How do bacteria find their way to the meninges?

Direct spread - Nearby infective focus (paranasal sinusitis, osteomyelitis, otitis media), open skull fracture

Haematogenous (blood borne) - Septicaemia, septic emboli (bacterial endocarditis, bronchestasis, TB)

Iatrogenic - Post lumbar puncture, neurosurgery etc


Write notes on pachymeningitis.

Definition: Inflammation of the dura mater.
- Relatively uncommon compared to leptomeningitis
- Spread: Usually direct spread from from: Mastoiditis, Otitis media, skull fracture
- Main pathogens: G-Bacilli, a/B haemolytic streptococci (from paranasal sinuses), mixed organisms (compound fractures)

Abscess formation above and below the dural layer of meninges can cause:
Epidural abscess:
- Abscess forms between dura and bones of skull or vertebral column --> suppuration
- Types: Spinal epidural abscess (SEA), intracranial epidural abscess (IEA)
Subdural abscess:
- Suppuration occurring within the subdural space (potential space)
- Complications include: Infection and thrombosis of subdural arteries and veins, CNS infarction


Name two (2) bacteria which are known to cause acute bacterial meningitis.

Streptococcus pneumonia
Neisseria meningiitidis
Haemophilus influenza
Liseria monocytogenes
Streptococcus agalactiae (group B)
Escherichia coli
Staphylococcus aureus 


Discuss the pathogenesis of acute meningococcal meningitis.

1. Organism resides in nasal cavities, oral cavity and throat of asymptomatic carriers
2. Direct spread via droplet inhalation (eg sneezing) and saliva (eg mouth kissing, sharing drink bottles, sharing cooking utensils etc)
3. Host infected (+/- URTI Ssx) and haematogenous spread
4. Bacteria reaches meminges and suppuration ensues


Discuss the clinical manifestations of meningococcal meningitis.

- Headache (severe)
- Fever (High, >39 deg)
- Neck stiffness and pain (meningeal irritation)
- Vomiting
+/- any of the following:
- Brudzinski's sign (forced neck flexion causes reflex hip flexion)
- Kernig's sign (90 deg of hip & knee flexion --> painful knee extension)

Acute Ssx:
Confusion, photophobia, drowsiness and lethargy, fits, high temp, joint pains, neck stiffness, rash, violent/severe HA

Babies and infants:
Fever (hands and feet cold), Refusing feeds or vomiting, High pitched moaning/crying, dislike of being handles, neck retraction with arching of back, blank and staring expression, lethargic and difficult to wake, pale blotchy complexion


How is acute bacterial meningitis diagnosed? How is is treated?

Diagnosed based on the clinical picture (symptoms, and Kernig's and Brudzinski's sign) and a lumbar puncture (including heparin binding levels)

Lumbar puncture:
- Patients with early bacterial meningitis may not have CSF pleocytosis
- Heparin binding protein is a new biomarker (may assist with early identification of bacterial meningitis in adults), pus, blood, bacteria
- HBP levels >20ng/mL should prompt empirical therapy while awaiting results of CSF culture and immunoassays



List four (4) complications of acute bacterial meningitis.
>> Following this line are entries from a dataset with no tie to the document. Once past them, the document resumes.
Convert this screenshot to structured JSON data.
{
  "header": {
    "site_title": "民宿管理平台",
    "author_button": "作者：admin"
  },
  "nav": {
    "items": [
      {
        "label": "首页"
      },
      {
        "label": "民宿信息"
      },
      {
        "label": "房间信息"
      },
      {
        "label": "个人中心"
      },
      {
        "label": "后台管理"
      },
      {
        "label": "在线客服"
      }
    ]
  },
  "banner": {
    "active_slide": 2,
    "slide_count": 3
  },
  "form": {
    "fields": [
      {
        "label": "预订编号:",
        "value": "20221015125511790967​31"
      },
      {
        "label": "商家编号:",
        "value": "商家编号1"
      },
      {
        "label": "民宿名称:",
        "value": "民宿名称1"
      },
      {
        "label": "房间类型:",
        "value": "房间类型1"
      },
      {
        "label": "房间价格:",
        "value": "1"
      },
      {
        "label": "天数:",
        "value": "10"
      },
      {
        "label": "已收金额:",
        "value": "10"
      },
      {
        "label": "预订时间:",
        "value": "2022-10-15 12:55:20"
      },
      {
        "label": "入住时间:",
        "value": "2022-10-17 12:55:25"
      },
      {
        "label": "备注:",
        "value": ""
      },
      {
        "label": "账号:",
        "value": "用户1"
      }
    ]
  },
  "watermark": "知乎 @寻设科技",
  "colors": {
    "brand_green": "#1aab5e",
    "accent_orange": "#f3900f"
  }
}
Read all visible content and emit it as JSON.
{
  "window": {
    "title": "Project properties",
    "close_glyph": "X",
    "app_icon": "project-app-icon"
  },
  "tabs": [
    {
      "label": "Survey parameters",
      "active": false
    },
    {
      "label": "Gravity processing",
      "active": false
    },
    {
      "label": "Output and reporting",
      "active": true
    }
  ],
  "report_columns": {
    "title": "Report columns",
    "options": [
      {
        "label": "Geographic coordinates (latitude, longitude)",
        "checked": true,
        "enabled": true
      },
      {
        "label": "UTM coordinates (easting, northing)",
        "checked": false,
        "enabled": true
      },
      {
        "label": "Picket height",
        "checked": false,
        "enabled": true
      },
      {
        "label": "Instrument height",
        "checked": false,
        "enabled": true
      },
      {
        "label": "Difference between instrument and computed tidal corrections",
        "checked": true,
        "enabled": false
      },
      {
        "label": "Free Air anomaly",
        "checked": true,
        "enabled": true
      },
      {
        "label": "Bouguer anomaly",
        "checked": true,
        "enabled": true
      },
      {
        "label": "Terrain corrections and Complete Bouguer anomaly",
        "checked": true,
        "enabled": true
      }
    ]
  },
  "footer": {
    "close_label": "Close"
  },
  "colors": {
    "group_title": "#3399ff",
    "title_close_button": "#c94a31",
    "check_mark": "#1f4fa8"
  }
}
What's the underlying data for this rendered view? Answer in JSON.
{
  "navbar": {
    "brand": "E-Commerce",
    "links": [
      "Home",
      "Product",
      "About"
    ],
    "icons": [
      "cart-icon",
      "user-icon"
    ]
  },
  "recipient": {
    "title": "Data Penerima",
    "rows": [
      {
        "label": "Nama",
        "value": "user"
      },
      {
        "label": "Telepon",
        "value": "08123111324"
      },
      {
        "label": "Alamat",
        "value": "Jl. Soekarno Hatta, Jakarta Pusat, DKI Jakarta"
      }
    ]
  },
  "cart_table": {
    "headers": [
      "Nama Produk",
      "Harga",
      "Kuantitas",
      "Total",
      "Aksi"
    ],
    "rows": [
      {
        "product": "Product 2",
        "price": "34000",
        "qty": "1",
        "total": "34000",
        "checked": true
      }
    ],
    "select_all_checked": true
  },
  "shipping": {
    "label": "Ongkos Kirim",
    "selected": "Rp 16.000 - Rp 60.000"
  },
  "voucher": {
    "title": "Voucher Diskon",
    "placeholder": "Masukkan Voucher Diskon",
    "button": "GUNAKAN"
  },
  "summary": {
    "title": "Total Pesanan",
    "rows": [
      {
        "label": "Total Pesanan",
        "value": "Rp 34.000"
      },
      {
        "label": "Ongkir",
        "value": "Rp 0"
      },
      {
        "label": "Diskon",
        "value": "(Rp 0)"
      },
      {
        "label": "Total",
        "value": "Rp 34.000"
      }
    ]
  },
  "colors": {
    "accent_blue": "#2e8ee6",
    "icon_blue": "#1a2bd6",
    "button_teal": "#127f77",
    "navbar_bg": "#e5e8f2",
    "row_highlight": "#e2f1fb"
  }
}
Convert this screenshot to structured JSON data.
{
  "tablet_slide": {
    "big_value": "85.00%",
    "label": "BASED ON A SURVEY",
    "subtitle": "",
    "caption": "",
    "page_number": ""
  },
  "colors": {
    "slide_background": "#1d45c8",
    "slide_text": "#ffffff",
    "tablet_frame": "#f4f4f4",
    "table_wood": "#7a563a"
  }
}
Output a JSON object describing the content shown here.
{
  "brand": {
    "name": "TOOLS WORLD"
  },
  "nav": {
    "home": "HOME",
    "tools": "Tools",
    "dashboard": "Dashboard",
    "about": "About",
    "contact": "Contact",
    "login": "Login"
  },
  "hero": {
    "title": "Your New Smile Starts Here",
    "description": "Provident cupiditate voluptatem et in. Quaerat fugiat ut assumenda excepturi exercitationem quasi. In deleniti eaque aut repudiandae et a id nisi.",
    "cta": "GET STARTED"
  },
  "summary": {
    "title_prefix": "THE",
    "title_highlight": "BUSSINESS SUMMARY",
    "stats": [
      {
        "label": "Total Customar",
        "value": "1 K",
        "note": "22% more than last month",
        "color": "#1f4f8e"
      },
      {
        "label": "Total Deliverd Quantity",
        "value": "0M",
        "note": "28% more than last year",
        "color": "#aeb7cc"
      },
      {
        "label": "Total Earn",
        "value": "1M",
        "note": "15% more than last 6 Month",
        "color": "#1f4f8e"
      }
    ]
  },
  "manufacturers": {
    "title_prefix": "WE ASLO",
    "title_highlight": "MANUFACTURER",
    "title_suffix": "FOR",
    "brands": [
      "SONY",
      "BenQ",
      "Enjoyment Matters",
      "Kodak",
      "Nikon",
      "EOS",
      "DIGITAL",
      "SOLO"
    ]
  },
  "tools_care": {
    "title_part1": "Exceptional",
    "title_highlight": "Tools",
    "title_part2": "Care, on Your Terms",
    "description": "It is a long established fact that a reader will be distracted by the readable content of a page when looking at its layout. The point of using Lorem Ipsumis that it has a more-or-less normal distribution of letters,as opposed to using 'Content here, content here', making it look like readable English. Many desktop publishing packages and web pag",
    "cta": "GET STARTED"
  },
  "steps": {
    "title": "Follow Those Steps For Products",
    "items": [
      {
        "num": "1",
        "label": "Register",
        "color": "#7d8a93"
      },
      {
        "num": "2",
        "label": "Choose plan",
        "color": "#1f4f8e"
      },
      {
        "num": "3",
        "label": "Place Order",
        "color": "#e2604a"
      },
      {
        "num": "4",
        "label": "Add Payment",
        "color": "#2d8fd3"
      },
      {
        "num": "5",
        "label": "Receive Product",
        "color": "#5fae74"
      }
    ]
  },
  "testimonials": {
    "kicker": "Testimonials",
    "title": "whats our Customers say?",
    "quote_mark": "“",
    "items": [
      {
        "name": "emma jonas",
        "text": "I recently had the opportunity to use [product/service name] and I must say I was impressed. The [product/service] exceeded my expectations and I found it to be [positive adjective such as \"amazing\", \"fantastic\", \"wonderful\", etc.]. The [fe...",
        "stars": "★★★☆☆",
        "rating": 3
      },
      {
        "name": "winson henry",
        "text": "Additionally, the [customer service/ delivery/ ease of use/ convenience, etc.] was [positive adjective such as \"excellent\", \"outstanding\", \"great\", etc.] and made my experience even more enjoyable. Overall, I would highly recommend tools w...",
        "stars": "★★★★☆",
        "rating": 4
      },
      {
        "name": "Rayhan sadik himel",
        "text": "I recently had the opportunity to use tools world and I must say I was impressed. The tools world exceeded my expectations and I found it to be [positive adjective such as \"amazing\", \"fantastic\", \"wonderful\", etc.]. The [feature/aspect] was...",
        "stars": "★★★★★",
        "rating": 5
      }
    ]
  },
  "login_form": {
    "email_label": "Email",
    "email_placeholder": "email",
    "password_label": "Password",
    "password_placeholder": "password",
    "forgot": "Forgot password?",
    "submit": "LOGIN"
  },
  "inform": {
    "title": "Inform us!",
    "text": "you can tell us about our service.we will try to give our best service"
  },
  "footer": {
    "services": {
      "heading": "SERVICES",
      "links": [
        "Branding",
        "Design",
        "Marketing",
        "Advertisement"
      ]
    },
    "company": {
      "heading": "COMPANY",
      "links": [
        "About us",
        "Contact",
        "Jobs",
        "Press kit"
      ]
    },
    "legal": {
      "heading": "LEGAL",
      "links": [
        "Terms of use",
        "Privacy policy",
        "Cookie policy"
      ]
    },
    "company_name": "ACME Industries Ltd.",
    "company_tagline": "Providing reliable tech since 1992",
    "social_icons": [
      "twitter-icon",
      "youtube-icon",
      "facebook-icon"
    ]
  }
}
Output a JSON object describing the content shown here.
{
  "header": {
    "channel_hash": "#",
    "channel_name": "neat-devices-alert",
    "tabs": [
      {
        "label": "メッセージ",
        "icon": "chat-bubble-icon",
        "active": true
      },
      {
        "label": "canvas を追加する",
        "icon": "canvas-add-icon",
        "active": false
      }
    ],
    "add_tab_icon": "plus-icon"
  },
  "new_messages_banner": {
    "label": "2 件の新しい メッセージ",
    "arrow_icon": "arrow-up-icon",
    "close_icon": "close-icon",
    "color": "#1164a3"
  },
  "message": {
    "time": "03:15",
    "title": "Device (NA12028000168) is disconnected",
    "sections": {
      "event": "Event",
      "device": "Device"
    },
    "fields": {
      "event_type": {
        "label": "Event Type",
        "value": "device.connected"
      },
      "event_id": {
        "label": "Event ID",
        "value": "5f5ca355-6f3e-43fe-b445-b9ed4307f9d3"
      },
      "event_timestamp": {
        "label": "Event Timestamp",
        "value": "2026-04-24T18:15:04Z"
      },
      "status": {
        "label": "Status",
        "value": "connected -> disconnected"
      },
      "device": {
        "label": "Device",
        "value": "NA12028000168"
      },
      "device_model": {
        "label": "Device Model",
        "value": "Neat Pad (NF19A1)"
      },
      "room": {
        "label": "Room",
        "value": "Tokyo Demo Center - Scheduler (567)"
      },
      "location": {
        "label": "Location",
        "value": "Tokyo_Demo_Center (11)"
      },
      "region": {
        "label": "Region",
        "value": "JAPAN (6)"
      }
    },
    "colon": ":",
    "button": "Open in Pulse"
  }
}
- Disseminated Intravascular Coagulation (DIC) --> skin rash
- Obstructive hydrocephalus - Due to blockage of CSF from 4th ventricle from fibrous tissue and exudate --> CSF backflow
- Cerebral infarction
- Cerebral or subdural abscess
- Epilepsy
- Waterhouse-Eriderchsen syndrome
- Chronic meningitis
Septicaemia - septic (haemorrhagic) rash), conjunctival haemorrhage, tissue necrosis


Discuss the epidemiology of acute viral meningitis.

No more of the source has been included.